Any implicit Cartesian equation you'll attempt to derive from the Bézier curve is necessarily complicated because the explicit solution for the cubic equation is complicated, as explained by other answers; if you desperately need a $y=f(x)$ for manipulations, you're probably better off constructing a (piecewise) Hermite interpolant, which assumes you have an appropriate number of derivatives available in addition to function values.

For the cubic case, one only needs two triples $(x_i,y_i,y_i^\prime)$ and $(x_{i+1},y_{i+1},y_{i+1}^\prime)$ available; then, there is a unique cubic $p_3(x)$ that satisfies the conditions $p_3(x_i)=y_i$ and $p_3^\prime(x_i)=y_i^\prime$ (and similarly for the other triple). If, say, you have $y_i$ as position values and $y_i^\prime$ as velocity values, you're all set. If you additionally have second derivative values, you can construct a quintic, but since that sort is rarely needed/wanted, a cubic usually suffices.
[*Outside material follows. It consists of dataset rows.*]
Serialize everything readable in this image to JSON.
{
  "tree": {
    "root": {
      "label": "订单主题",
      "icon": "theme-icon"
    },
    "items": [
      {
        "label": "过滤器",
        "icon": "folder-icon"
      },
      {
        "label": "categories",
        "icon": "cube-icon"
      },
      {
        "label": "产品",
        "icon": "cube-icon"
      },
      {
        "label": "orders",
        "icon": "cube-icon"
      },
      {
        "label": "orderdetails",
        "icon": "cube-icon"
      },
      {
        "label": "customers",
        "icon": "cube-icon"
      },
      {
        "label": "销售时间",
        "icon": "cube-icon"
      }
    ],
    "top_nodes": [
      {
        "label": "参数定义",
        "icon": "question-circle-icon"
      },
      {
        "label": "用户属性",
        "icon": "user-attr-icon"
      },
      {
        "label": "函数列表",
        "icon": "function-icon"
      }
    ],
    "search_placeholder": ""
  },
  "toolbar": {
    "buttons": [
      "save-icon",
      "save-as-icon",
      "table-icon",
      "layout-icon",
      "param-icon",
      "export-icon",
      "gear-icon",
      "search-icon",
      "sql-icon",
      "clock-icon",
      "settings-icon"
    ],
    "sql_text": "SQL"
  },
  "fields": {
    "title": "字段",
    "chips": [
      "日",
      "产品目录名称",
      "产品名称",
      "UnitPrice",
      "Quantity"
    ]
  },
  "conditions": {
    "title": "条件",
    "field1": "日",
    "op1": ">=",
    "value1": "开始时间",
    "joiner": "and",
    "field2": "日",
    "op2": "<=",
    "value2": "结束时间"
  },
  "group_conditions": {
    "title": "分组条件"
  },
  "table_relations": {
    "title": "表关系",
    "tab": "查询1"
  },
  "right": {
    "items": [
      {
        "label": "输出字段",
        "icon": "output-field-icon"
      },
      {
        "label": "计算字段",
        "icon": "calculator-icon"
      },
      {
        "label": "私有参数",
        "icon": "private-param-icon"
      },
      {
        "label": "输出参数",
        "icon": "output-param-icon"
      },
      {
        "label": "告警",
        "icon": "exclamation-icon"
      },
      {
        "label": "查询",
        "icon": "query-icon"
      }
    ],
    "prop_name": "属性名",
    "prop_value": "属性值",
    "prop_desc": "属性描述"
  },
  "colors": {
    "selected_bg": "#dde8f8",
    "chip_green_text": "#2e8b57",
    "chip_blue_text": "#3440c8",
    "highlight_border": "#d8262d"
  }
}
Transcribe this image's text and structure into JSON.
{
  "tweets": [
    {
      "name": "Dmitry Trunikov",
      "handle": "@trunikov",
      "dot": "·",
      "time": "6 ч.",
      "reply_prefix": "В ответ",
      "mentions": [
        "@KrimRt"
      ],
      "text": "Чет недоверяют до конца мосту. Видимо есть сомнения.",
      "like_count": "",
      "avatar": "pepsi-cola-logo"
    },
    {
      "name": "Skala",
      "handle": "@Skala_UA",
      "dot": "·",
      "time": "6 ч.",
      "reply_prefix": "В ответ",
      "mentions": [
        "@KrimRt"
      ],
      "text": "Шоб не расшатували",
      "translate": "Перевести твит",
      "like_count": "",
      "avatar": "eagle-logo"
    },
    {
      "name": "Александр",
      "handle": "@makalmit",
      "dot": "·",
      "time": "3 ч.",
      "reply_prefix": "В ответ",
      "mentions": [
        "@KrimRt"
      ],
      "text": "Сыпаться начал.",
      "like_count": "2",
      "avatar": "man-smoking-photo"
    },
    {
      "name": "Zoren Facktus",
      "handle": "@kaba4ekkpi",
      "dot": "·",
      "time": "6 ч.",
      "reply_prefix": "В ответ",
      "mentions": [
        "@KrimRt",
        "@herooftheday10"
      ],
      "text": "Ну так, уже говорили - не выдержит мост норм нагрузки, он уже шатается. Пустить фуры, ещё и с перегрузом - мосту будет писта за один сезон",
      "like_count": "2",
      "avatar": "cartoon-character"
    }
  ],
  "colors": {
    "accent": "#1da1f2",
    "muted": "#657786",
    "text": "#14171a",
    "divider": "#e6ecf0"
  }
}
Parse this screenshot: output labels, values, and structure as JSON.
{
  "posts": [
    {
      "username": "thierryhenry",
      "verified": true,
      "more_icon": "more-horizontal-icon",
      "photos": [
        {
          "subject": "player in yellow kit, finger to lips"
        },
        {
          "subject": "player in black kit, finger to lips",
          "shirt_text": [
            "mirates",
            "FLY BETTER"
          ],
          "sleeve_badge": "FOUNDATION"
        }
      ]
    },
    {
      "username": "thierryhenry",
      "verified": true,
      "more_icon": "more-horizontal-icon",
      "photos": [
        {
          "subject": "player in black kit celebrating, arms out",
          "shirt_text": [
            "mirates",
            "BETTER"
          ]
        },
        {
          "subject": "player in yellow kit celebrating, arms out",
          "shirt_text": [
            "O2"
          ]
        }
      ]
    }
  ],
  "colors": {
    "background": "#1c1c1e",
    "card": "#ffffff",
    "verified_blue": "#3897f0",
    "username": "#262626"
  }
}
Note that cubic splines are but a special case of cubic Hermite interpolation; the additional thing is that continuity conditions (the agreement of first and second derivative values at certain points) are implemented.

Answer 4

I tried the two solutions I've linked to the original question (Solution 1 and Solution 2). Here are my results.

Solution 1

The idea is to recreate the curve with a third degree polynomial, by matching the value at P1 and P4 and their respective slope. This polynomial can be solve using a system of linear equations. The only problem is that it's possible to create an infinite slope at P1 or P4 with the Bezier curve, which is impossible to recreate with the polynomial. I've also tried using a 5th degree polynomial (matching value, first derivative and second derivative) without success, because it has the same problem.

Solution 2

This solution is pretty simple, but a bit hacky. The idea is to use the De Casteljau algorithm to search for a t (parameter of the Bézier curve) that matches a given x variable (x-axis). The algorithm is simple :

1. Split the curve in half
2. Is the x of the split point is approximatively equal to the searched x? If yes, return t
3. Else, if the searched x is greater that the x of the split point, repeat the algorithm with the segment on the right, else on the left.
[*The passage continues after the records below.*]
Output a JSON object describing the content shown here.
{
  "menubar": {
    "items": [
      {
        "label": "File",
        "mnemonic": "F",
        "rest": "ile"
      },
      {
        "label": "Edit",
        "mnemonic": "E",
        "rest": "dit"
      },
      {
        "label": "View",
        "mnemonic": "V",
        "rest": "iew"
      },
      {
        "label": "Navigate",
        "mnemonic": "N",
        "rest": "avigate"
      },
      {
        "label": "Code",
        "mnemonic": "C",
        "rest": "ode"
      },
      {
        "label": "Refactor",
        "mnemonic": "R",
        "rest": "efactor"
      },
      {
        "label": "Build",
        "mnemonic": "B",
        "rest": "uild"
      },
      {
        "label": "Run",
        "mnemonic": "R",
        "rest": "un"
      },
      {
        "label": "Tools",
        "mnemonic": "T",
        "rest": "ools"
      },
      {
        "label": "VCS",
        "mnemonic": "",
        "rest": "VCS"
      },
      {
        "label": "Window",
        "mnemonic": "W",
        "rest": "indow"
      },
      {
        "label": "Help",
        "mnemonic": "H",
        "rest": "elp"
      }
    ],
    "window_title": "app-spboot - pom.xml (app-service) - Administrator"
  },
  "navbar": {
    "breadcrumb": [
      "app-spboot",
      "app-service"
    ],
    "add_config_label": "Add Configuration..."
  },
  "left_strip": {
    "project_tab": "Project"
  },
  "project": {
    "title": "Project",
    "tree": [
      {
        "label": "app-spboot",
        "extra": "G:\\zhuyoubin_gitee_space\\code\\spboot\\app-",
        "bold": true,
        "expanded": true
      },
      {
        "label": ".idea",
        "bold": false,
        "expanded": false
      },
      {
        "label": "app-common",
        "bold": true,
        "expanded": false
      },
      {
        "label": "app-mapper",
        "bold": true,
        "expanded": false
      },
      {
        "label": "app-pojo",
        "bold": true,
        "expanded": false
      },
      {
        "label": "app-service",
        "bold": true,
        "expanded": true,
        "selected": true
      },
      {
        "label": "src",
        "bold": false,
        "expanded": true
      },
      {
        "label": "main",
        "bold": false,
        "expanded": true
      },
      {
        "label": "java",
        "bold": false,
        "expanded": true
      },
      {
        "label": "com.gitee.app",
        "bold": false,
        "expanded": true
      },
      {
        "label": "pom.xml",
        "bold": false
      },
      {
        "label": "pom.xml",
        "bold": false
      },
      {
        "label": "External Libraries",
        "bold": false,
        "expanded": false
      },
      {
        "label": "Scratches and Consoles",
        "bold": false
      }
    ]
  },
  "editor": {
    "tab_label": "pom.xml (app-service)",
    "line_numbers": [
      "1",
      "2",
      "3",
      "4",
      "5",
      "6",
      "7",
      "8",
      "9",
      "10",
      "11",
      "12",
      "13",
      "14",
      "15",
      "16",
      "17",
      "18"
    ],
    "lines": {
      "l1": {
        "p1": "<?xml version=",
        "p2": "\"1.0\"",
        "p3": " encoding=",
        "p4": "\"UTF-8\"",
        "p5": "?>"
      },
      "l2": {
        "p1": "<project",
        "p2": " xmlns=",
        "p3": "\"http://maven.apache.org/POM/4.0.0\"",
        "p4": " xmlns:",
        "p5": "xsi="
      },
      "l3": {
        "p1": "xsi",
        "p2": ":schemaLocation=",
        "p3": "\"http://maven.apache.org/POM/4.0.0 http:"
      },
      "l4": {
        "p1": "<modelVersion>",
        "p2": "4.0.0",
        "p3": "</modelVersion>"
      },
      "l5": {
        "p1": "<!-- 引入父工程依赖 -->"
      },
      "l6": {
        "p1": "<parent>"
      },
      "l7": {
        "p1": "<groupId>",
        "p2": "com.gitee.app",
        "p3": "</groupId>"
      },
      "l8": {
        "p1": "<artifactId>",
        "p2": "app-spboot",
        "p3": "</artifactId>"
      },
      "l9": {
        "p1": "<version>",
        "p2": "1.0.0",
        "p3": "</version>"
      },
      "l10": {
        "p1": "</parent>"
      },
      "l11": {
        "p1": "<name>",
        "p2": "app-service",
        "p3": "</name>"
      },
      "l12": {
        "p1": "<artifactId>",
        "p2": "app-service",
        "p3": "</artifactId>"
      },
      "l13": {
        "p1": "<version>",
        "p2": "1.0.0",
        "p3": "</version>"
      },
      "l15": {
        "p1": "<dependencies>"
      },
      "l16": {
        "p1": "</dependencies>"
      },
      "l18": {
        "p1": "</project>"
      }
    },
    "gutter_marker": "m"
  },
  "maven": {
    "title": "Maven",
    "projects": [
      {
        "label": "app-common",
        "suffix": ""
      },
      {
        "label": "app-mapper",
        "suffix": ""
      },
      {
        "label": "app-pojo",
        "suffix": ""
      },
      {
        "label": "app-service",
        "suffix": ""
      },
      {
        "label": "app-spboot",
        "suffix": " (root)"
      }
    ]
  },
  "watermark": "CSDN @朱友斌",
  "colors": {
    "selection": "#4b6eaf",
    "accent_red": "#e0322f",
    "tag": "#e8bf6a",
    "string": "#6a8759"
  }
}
Once you have the t, you can obtain the y value using the Bézier function $f_y(t)$ in my original post.

So, yeah, working, but a bit hacky.

Answer 5

The basic required function is $y = 3x^2 - 2x^3$.

This is a smooth "ramp" that rises from $y=0$ at $x= 0$ to $y = 1$ at $x=1$.

You can then shift it and scale it to suite your needs.

This is a real-valued Bezier curve that has "control points" $\left(0, 0\right), \left(\frac{1}{3}, 0\right), \left(\frac{2}{3}, 1\right), \left(1, 1\right)$.